Responding to the report of the IMF, Sinn Féin finance spokesperson, Pearse Doherty TD, said advice from the IMF, EU and ECB on how Ireland should fix its deficit had so far resulted in a lengthening of the Irish recession, and that the IMF suggestions of further cuts and flat taxes, if implemented, would cause more damage.
Under the proposals the IMF – part of the Troika – called for the household tax to be “set suitably high.”
It said social welfare should be cut and that medical cards means tested with low paid workers paying more income tax. Universal childcare payments and pensions should also be scrapped, they said.

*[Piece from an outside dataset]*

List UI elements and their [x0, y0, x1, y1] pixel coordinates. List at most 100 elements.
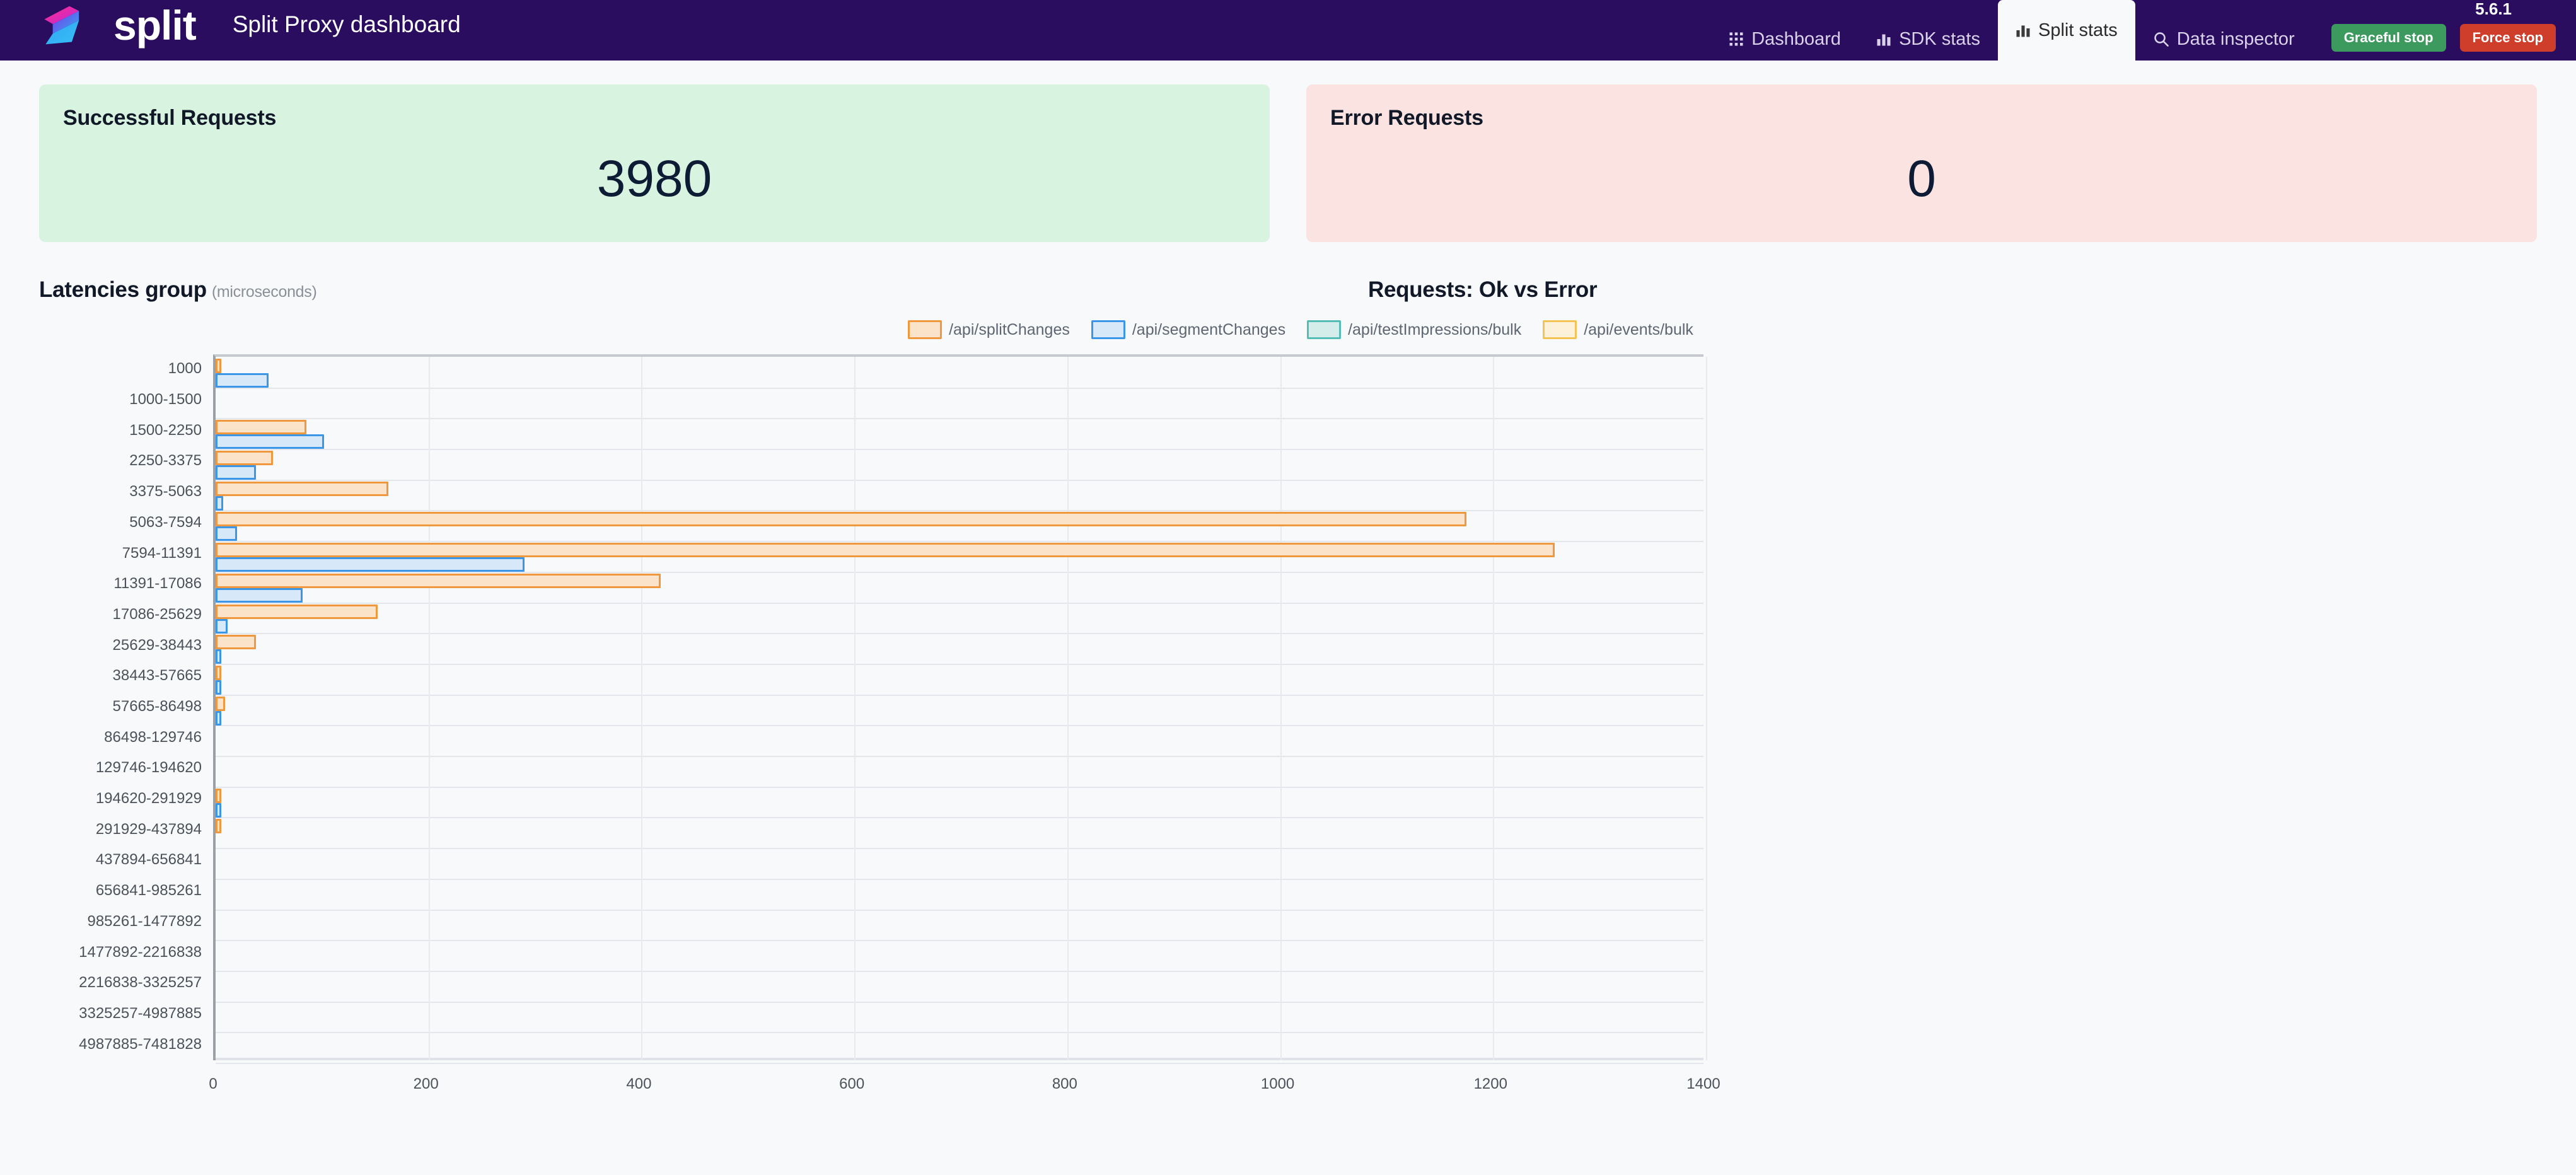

Deputy Doherty was unimpressed. He told us: “Since this state was forced into a Troika programme, suggestions have been coming thick and fast about how we can reduce our deficit.
“From the beginning, Sinn Féin advocated separating bank debt from sovereign debt, burning bondholders, stimulating the economy, reforming the taxation system and eliminating spending waste.

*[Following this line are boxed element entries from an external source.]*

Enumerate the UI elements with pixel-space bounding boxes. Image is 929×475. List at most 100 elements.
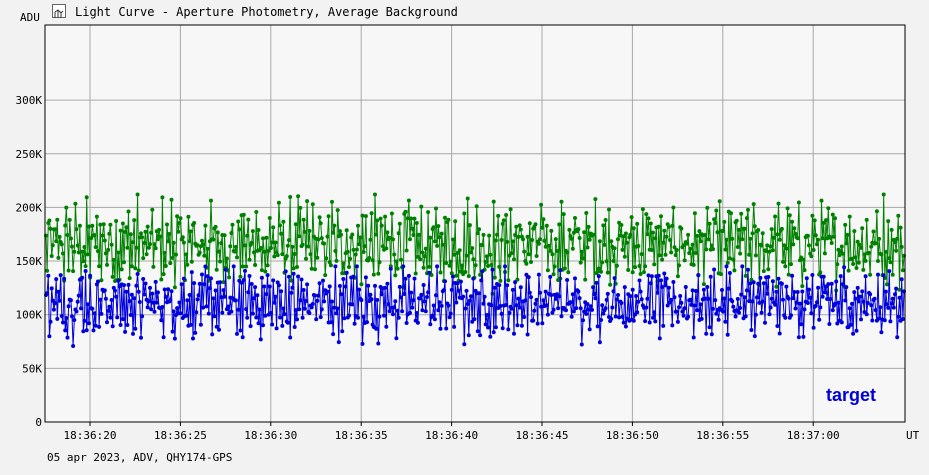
data-point — [686, 232, 691, 237]
data-point — [531, 318, 536, 323]
data-point — [347, 313, 351, 318]
data-point — [838, 274, 843, 279]
data-point — [773, 214, 778, 219]
data-point — [201, 305, 206, 310]
data-point — [879, 330, 884, 335]
data-point — [692, 303, 697, 308]
data-point — [769, 296, 774, 301]
data-point — [706, 237, 711, 242]
data-point — [432, 239, 437, 244]
data-point — [824, 218, 828, 223]
data-point — [536, 241, 541, 246]
data-point — [227, 275, 232, 280]
data-point — [769, 227, 774, 232]
data-point — [359, 298, 364, 303]
data-point — [687, 251, 692, 256]
data-point — [635, 310, 640, 315]
data-point — [148, 285, 152, 290]
data-point — [313, 293, 317, 298]
data-point — [856, 299, 861, 304]
data-point — [97, 324, 102, 329]
data-point — [756, 228, 761, 232]
data-point — [621, 234, 626, 239]
data-point — [210, 332, 215, 337]
data-point — [743, 273, 748, 278]
data-point — [145, 305, 150, 310]
data-point — [196, 293, 201, 298]
data-point — [498, 278, 503, 283]
data-point — [340, 329, 345, 334]
data-point — [515, 323, 520, 328]
data-point — [376, 271, 381, 276]
data-point — [649, 248, 654, 252]
data-point — [152, 309, 157, 314]
data-point — [727, 271, 732, 275]
data-point — [434, 293, 438, 298]
data-point — [205, 246, 210, 251]
data-point — [140, 314, 145, 319]
data-point — [384, 324, 389, 329]
x-tick-label: 18:36:50 — [606, 429, 659, 442]
data-point — [254, 315, 259, 320]
data-point — [767, 249, 772, 254]
data-point — [396, 315, 401, 320]
data-point — [712, 217, 717, 222]
data-point — [219, 241, 224, 246]
data-point — [831, 234, 836, 239]
data-point — [54, 277, 59, 282]
data-point — [461, 294, 466, 299]
data-point — [51, 307, 56, 312]
data-point — [833, 216, 837, 221]
legend-target-label: target — [826, 385, 877, 405]
data-point — [317, 281, 322, 286]
data-point — [213, 288, 218, 293]
data-point — [775, 232, 780, 237]
data-point — [323, 273, 328, 278]
data-point — [282, 312, 287, 317]
data-point — [359, 282, 364, 287]
data-point — [391, 237, 395, 242]
data-point — [177, 300, 182, 305]
light-curve-app-icon[interactable] — [52, 4, 66, 18]
data-point — [151, 300, 156, 305]
data-point — [113, 288, 117, 293]
data-point — [619, 223, 624, 227]
data-point — [673, 253, 678, 258]
data-point — [435, 264, 440, 269]
data-point — [394, 336, 399, 341]
data-point — [611, 289, 616, 294]
data-point — [413, 271, 418, 276]
data-point — [368, 237, 373, 242]
data-point — [106, 308, 111, 313]
data-point — [71, 344, 76, 348]
data-point — [621, 320, 626, 325]
data-point — [670, 323, 675, 328]
data-point — [646, 273, 651, 278]
data-point — [526, 275, 531, 280]
data-point — [252, 250, 256, 255]
data-point — [721, 229, 726, 233]
data-point — [68, 298, 73, 303]
data-point — [70, 244, 74, 249]
data-point — [643, 319, 648, 324]
data-point — [377, 314, 382, 319]
data-point — [309, 305, 314, 310]
data-point — [96, 279, 100, 284]
data-point — [414, 311, 419, 315]
data-point — [369, 211, 374, 216]
data-point — [776, 276, 781, 281]
data-point — [854, 266, 859, 270]
data-point — [449, 271, 454, 276]
data-point — [707, 325, 712, 330]
data-point — [576, 289, 581, 294]
data-point — [711, 247, 715, 252]
data-point — [746, 207, 750, 212]
data-point — [163, 264, 168, 268]
data-point — [352, 321, 357, 326]
data-point — [491, 330, 496, 335]
data-point — [656, 273, 661, 278]
data-point — [894, 248, 899, 253]
data-point — [651, 315, 655, 320]
data-point — [301, 217, 306, 222]
data-point — [64, 205, 69, 210]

“The Troika, including the IMF, and along with the Government, has pursued a policy of bailing out banks, taxing lower earners, cutting frontline service spending and refusing first to acknowledge and then to deal with the jobs crisis. A crisis that began in 2007 is as bad as it ever was now in 2012, and we have many hard years ahead to reach the reduced deficit target.
“The measures recommended by the IMF today, if implemented, have the potential to lengthen that process. A flat rate, high property tax, levied at everybody, would seriously impact on the ability of low and middle income earners to continue consuming in this economy. This is not to mention what it will do their standard of living. The abolition of universal payments such as childcare and pensions would similarly target low and middle income earners disproportionately. The fact is not made by the IMF that many European countries provide services such as universal childcare and healthcare. We are not the only state that provides universal socially beneficial payments.
“First and foremost, this state needs to decouple its bank debt from the sovereign balance sheet. Then we need to initiate a real stimulus, on top of maintained capital investment to get people working again. We need to deal with the waste in public spending, such as Ministers overpaying their own special advisors and top civil servants being paid salaries far in excess of the European norm. And finally we need to deal with the leaks, loopholes and unfairness in our tax system – where billions can be handed out in private pension tax reliefs and people earning €250k per annum pay the same tax rate as those earning €35k.
“Ireland has been treated like a guinea pig by the IMF and its partners in Europe. To continue pursuing their policy advice would be madness, when it has worked so badly so far.”